Location: Pinto Wharf, Valetta Harbour, Malta.
Completed PE Summary: Queen Victoria
A short summary of the accident and action taken:
|Vessel name:||Queen Victoria|
|Ship Owner:||Carnival UK|
|Port of Registry:||Southampton|
|Length overall:||294 metres|
|Date & Time:||14 May 2008 0923 UTC|
|Location of incident:||Valetta Harbour, Malta|
|Persons on board:||3005|
|Damage/pollution:||Damage to upper hull, and to quay|
On 14 May 2008, the passenger cruise ship Queen Victoria came into contact with Pinto Wharf while berthing in Valetta, Malta. The vessel sustained damage to her stern plating above the waterline; the wharf was also damaged
The berthing operation required the vessel to be turned through 180° before mooring port side to. At the start of the turn, the captain controlled the azipod propulsion units and bow thrusters from the bridge’s centre console, but once the berth was open on the vessel’s port side, he moved to the port wing console accompanied by the embarked harbour pilot and the staff captain.
Once on the port bridge wing, the captain adjusted the main engine controls to arrest the vessel’s movement astern. However, this had no effect because the control of the azipod propulsion units had not been transferred to the port console. The vessel continued to move astern until contact was made with the quay. Shortly afterwards, the bridge team realised that the control of the propulsion units had not been transferred. This was rectified and the vessel was then manoeuvred alongside without further difficulty.

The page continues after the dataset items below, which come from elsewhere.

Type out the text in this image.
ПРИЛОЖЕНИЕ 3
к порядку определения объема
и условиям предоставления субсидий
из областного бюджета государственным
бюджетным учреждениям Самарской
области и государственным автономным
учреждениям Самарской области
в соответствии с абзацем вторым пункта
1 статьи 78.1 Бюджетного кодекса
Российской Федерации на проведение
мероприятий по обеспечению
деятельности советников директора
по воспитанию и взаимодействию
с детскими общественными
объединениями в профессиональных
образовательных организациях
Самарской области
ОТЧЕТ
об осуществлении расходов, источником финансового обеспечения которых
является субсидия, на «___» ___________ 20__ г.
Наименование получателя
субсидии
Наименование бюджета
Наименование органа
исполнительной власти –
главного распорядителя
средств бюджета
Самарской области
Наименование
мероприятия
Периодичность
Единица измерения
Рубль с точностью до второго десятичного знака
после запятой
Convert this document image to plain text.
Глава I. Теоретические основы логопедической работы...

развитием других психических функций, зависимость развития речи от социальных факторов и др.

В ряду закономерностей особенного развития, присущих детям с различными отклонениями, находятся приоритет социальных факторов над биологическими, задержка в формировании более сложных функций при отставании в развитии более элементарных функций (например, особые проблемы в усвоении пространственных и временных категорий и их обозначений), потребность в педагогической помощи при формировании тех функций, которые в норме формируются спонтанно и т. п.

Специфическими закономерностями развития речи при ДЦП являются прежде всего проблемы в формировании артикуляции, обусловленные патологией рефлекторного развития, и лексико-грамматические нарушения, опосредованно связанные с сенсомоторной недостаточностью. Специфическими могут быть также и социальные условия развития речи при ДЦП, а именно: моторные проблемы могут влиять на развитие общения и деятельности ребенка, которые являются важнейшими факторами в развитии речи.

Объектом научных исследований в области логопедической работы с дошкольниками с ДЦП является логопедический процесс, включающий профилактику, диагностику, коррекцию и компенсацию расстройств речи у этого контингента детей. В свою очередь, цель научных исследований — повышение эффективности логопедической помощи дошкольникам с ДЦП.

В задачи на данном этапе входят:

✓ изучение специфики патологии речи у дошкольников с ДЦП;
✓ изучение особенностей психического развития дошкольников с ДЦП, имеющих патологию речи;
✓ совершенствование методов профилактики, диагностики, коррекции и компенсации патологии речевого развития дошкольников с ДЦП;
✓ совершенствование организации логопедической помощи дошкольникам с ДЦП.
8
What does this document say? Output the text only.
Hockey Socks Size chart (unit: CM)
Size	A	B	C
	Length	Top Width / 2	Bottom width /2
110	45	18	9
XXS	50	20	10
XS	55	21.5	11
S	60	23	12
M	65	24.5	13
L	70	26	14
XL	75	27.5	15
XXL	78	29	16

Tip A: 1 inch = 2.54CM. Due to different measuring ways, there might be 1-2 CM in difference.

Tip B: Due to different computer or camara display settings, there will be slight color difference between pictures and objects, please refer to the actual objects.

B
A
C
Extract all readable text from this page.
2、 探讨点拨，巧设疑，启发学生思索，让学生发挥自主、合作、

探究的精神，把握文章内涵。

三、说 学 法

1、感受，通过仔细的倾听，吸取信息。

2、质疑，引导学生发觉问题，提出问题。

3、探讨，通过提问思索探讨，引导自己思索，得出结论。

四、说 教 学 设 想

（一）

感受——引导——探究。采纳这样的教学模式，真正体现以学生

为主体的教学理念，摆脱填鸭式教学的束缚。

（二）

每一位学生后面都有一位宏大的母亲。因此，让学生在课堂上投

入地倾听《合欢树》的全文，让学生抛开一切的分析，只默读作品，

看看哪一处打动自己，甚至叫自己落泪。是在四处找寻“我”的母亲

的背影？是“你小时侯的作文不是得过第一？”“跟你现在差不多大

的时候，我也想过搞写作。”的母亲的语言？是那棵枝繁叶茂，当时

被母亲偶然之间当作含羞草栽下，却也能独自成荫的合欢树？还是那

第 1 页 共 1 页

Carnival UK has investigated the accident. Recommendations made in its report covered:
The implementation of the company’s Bridge Team Command and Control procedures and training.
The issue of a fleet cautionary notice identifying the lessons learned from this accident.
The procedures for the transfer and testing of propulsion control.
The feasibility of fitting synchronous or follow-up systems.
The size of the azipod control indicator lamps fitted to the control consoles.
The review of the visual displays fitted on the vessel’s bridge wings.
The insulation of noisy equipment on the port bridge wing.
The inclusion of masters in bridge and console design processes.
The Chief Inspector of Marine Accidents has held a meeting with Carnival UK and has satisfied himself that the current and proposed actions of Carnival UK and Carnival Corporation will help prevent similar accidents from occurring in the future.